Day is hoping that his project, known as Blockchain ETL (extract, transform, load) will bring Google’s revenues from cloud computing services up to the level of Amazon and Microsoft. Google is some way behind both of them, but it will struggle to match Amazon’s revenues of $27 billion from cloud services, because Amazon has been in the blockchain game since 2018 with a suite of tools for building and managing distributed ledgers. And Microsoft got into the space in 2015, when it released tools for ethereum’s blockchain. These two companies are focused on making it easier to build blockchain apps, whereas Day wants to reveal how blockchains are actually being used, and by whom.

Day has been demonstrating how his Blockchain ETL could function by examining the hard fork that created bitcoin cash (BCH) from bitcoin. “I’m very interested to quantify what’s happening so that we can see where the legitimate use cases are for blockchain,” Day says. “Then we can move to the next use case and develop out what these technologies are really appropriate for.”

Day is now expanding beyond bitcoin and ethereum. Litecoin, zcash, dash, bitcoin cash, ethereum classic and dogecoin are being added to BigQuery.

It seems Google is waking up to blockchain and is now powering ahead by filing numerous patents related to the blockchain. The company is also encouraging its developers to build apps on the ethereum blockchain, and GV, Google’s investment division has made some investments in crypto-related startups.

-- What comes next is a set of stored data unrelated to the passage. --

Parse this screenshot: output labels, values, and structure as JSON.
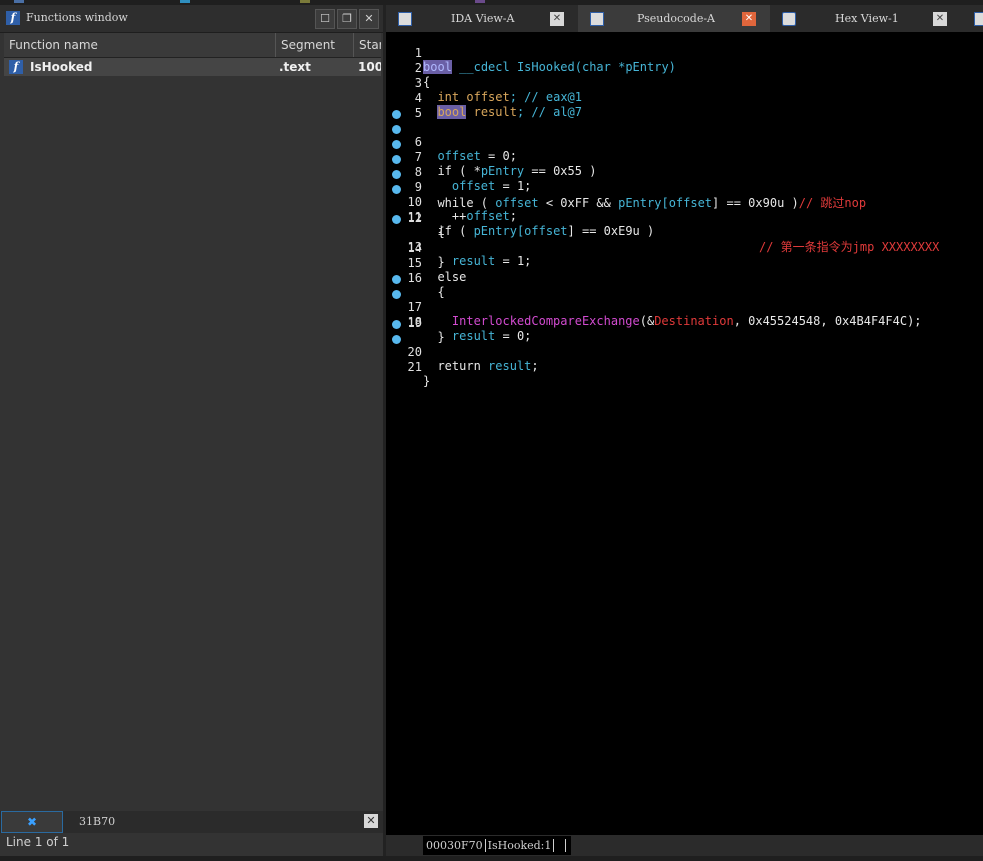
{
  "functions_window": {
    "title": "Functions window",
    "columns": [
      "Function name",
      "Segment",
      "Star"
    ],
    "rows": [
      {
        "name": "IsHooked",
        "segment": ".text",
        "start": "100:"
      }
    ],
    "filter_value": "31B70",
    "status": "Line 1 of 1"
  },
  "tabs": [
    {
      "label": "IDA View-A",
      "icon": "ida-view-icon"
    },
    {
      "label": "Pseudocode-A",
      "icon": "pseudocode-icon",
      "active": true
    },
    {
      "label": "Hex View-1",
      "icon": "hex-view-icon"
    }
  ],
  "code": {
    "lines": [
      {
        "n": "1",
        "bp": false
      },
      {
        "n": "2",
        "bp": false
      },
      {
        "n": "3",
        "bp": false
      },
      {
        "n": "4",
        "bp": false
      },
      {
        "n": "5",
        "bp": false
      },
      {
        "n": "6",
        "bp": true
      },
      {
        "n": "7",
        "bp": true
      },
      {
        "n": "8",
        "bp": true
      },
      {
        "n": "9",
        "bp": true
      },
      {
        "n": "10",
        "bp": true
      },
      {
        "n": "11",
        "bp": true
      },
      {
        "n": "12",
        "bp": false
      },
      {
        "n": "13",
        "bp": true
      },
      {
        "n": "14",
        "bp": false
      },
      {
        "n": "15",
        "bp": false
      },
      {
        "n": "16",
        "bp": false
      },
      {
        "n": "17",
        "bp": true
      },
      {
        "n": "18",
        "bp": true
      },
      {
        "n": "19",
        "bp": false
      },
      {
        "n": "20",
        "bp": true
      },
      {
        "n": "21",
        "bp": true
      }
    ],
    "tokens": {
      "bool": "bool",
      "cdecl": "__cdecl",
      "func_name": "IsHooked",
      "sig_rest": "(char *pEntry)",
      "int": "int",
      "offset": "offset",
      "result": "result",
      "semi_cmt": "; //",
      "eax1": "eax@1",
      "al7": "al@7",
      "assign0": " = 0;",
      "assign1": " = 1;",
      "if_open": "if ( ",
      "star": "*",
      "pEntry": "pEntry",
      "eq_55": " == 0x55 )",
      "while_open": "while ( ",
      "lt_ff": " < 0xFF && ",
      "eq_90": "] == 0x90u )",
      "cmt_skip_nop": "// 跳过nop",
      "inc": "++",
      "eq_e9": "] == 0xE9u )",
      "cmt_first": "// 第一条指令为jmp XXXXXXXX",
      "lbrace": "{",
      "rbrace": "}",
      "else": "else",
      "icx": "InterlockedCompareExchange",
      "amp": "(&",
      "dest": "Destination",
      "icx_args": ", 0x45524548, 0x4B4F4F4C);",
      "return": "return ",
      "semi": ";",
      "lbr": "[",
      "space": " "
    }
  },
  "status_bar": {
    "address": "00030F70",
    "location": "IsHooked:1"
  }
}
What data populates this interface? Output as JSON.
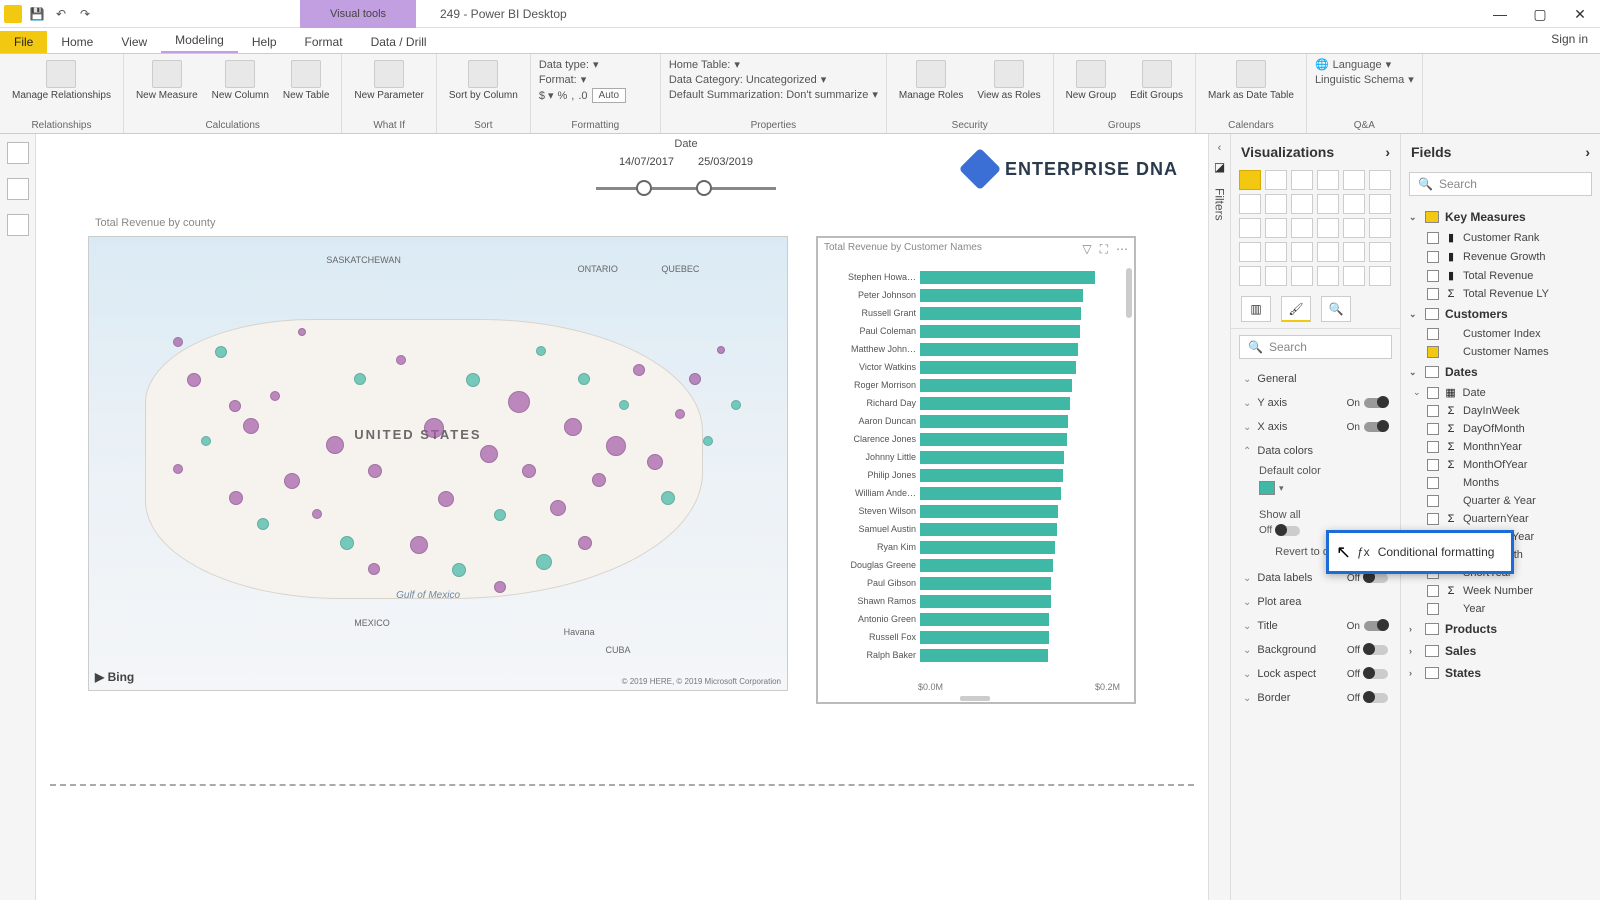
{
  "titlebar": {
    "context_tab": "Visual tools",
    "title": "249 - Power BI Desktop"
  },
  "menutabs": {
    "file": "File",
    "items": [
      "Home",
      "View",
      "Modeling",
      "Help",
      "Format",
      "Data / Drill"
    ],
    "active": "Modeling",
    "signin": "Sign in"
  },
  "ribbon": {
    "groups": {
      "relationships": {
        "label": "Relationships",
        "btn": "Manage\nRelationships"
      },
      "calculations": {
        "label": "Calculations",
        "btns": [
          "New\nMeasure",
          "New\nColumn",
          "New\nTable"
        ]
      },
      "whatif": {
        "label": "What If",
        "btn": "New\nParameter"
      },
      "sort": {
        "label": "Sort",
        "btn": "Sort by\nColumn"
      },
      "formatting": {
        "label": "Formatting",
        "datatype": "Data type:",
        "format": "Format:",
        "auto": "Auto"
      },
      "properties": {
        "label": "Properties",
        "hometable": "Home Table:",
        "datacat": "Data Category: Uncategorized",
        "defsum": "Default Summarization: Don't summarize"
      },
      "security": {
        "label": "Security",
        "btns": [
          "Manage\nRoles",
          "View as\nRoles"
        ]
      },
      "groupsg": {
        "label": "Groups",
        "btns": [
          "New\nGroup",
          "Edit\nGroups"
        ]
      },
      "calendars": {
        "label": "Calendars",
        "btn": "Mark as\nDate Table"
      },
      "qa": {
        "label": "Q&A",
        "lang": "Language",
        "schema": "Linguistic Schema"
      }
    }
  },
  "canvas": {
    "date_label": "Date",
    "date_from": "14/07/2017",
    "date_to": "25/03/2019",
    "logo": "ENTERPRISE DNA",
    "map_title": "Total Revenue by county",
    "map_country": "UNITED STATES",
    "map_gulf": "Gulf of Mexico",
    "map_bing": "Bing",
    "map_attr": "© 2019 HERE, © 2019 Microsoft Corporation",
    "map_cities": {
      "mexico": "MEXICO",
      "havana": "Havana",
      "cuba": "CUBA",
      "quebec": "QUEBEC",
      "ontario": "ONTARIO",
      "saskatchewan": "SASKATCHEWAN"
    },
    "bar_title": "Total Revenue by Customer Names",
    "bar_x0": "$0.0M",
    "bar_x1": "$0.2M"
  },
  "chart_data": {
    "type": "bar",
    "orientation": "horizontal",
    "title": "Total Revenue by Customer Names",
    "xlabel": "Total Revenue",
    "ylabel": "Customer Names",
    "xlim": [
      0,
      0.25
    ],
    "x_unit": "$M",
    "categories": [
      "Stephen Howa…",
      "Peter Johnson",
      "Russell Grant",
      "Paul Coleman",
      "Matthew John…",
      "Victor Watkins",
      "Roger Morrison",
      "Richard Day",
      "Aaron Duncan",
      "Clarence Jones",
      "Johnny Little",
      "Philip Jones",
      "William Ande…",
      "Steven Wilson",
      "Samuel Austin",
      "Ryan Kim",
      "Douglas Greene",
      "Paul Gibson",
      "Shawn Ramos",
      "Antonio Green",
      "Russell Fox",
      "Ralph Baker"
    ],
    "values": [
      0.23,
      0.215,
      0.212,
      0.21,
      0.208,
      0.205,
      0.2,
      0.198,
      0.195,
      0.193,
      0.19,
      0.188,
      0.185,
      0.182,
      0.18,
      0.178,
      0.175,
      0.173,
      0.172,
      0.17,
      0.17,
      0.168
    ]
  },
  "filters_label": "Filters",
  "vizpane": {
    "title": "Visualizations",
    "search": "Search",
    "format": {
      "general": "General",
      "yaxis": "Y axis",
      "xaxis": "X axis",
      "datacolors": "Data colors",
      "defaultcolor": "Default color",
      "showall": "Show all",
      "revert": "Revert to default",
      "datalabels": "Data labels",
      "plotarea": "Plot area",
      "titlef": "Title",
      "background": "Background",
      "lockaspect": "Lock aspect",
      "border": "Border",
      "on": "On",
      "off": "Off"
    }
  },
  "fields": {
    "title": "Fields",
    "search": "Search",
    "tables": {
      "keymeasures": {
        "name": "Key Measures",
        "fields": [
          {
            "name": "Customer Rank",
            "type": "measure",
            "checked": false
          },
          {
            "name": "Revenue Growth",
            "type": "measure",
            "checked": false
          },
          {
            "name": "Total Revenue",
            "type": "measure",
            "checked": false
          },
          {
            "name": "Total Revenue LY",
            "type": "sigma",
            "checked": false
          }
        ]
      },
      "customers": {
        "name": "Customers",
        "fields": [
          {
            "name": "Customer Index",
            "type": "",
            "checked": false
          },
          {
            "name": "Customer Names",
            "type": "",
            "checked": true
          }
        ]
      },
      "dates": {
        "name": "Dates",
        "fields": [
          {
            "name": "Date",
            "type": "date",
            "checked": false
          },
          {
            "name": "DayInWeek",
            "type": "sigma",
            "checked": false
          },
          {
            "name": "DayOfMonth",
            "type": "sigma",
            "checked": false
          },
          {
            "name": "MonthnYear",
            "type": "sigma",
            "checked": false
          },
          {
            "name": "MonthOfYear",
            "type": "sigma",
            "checked": false
          },
          {
            "name": "Months",
            "type": "",
            "checked": false
          },
          {
            "name": "Quarter & Year",
            "type": "",
            "checked": false
          },
          {
            "name": "QuarternYear",
            "type": "sigma",
            "checked": false
          },
          {
            "name": "QuarterOfYear",
            "type": "sigma",
            "checked": false
          },
          {
            "name": "Short Month",
            "type": "",
            "checked": false
          },
          {
            "name": "ShortYear",
            "type": "",
            "checked": false
          },
          {
            "name": "Week Number",
            "type": "sigma",
            "checked": false
          },
          {
            "name": "Year",
            "type": "",
            "checked": false
          }
        ]
      },
      "products": {
        "name": "Products"
      },
      "sales": {
        "name": "Sales"
      },
      "states": {
        "name": "States"
      }
    }
  },
  "ctxmenu": {
    "conditional": "Conditional formatting"
  }
}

The surprising ways mining crypto can be profitable

Crypto miners are rewarded for processing transactions. All you need to be a miner is a rack of high-speed computers and access to electricity. Of course, a lot has been said about the latter: the consumption of energy needed to run the software and hardware on a large scale is astronomical in cost. In fact, some mining outfits are consuming the same amount of electricity as a small country. That’s why so many are based in the cold wastes of the Arctic Circle where lower temperatures keep the machines cooler and therefore reduce energy consumption.

When mining started, people could do it on machines at home, but that didn’t last long. The potential to make big bucks meant that competition increased and miners purchased massively powerful computers while scaling up their operations to remain profitable.

Then bitcoin crashed and this reduced the ability of miners to make a profit, and legal crypto mining using electricity at market rates is now becoming increasingly unfeasible, even in those places like Iceland.

Mining can still be profitable

But there are still opportunities for profitable mining. One way is to find subsidised electricity. For example, In Washington State, hydroelectric power generates far more energy than locals can consume, thus attracting a booming business in crypto mining. Instead of exporting it to other states, miners could buy it. This is a legal model. The other forms of profitable mining are certainly not.

The first of the illegal mining options is to steal electricity. That is what used to happen in the early days, but energy companies have got wise to that and there have been some prosecutions for theft in China and the USA.

Another mining model is cryptojacking. This has outperformed ransomware as a form of obtaining crypto. How does it work? A hacker introduces crypto mining software onto a target victim’s computer without their knowledge, thus generating crypto for the hacker while stealing processor cycles and electricity from the victim.

And there we have the current crypto mining scenario. As Jason Bloomberg writes at Forbes: “For all the crypto fanatics out there, therefore, there is a reason to take heart — there’s no way crypto values will ever drop far enough for mining to cease. Organized crime wouldn’t let that happen.”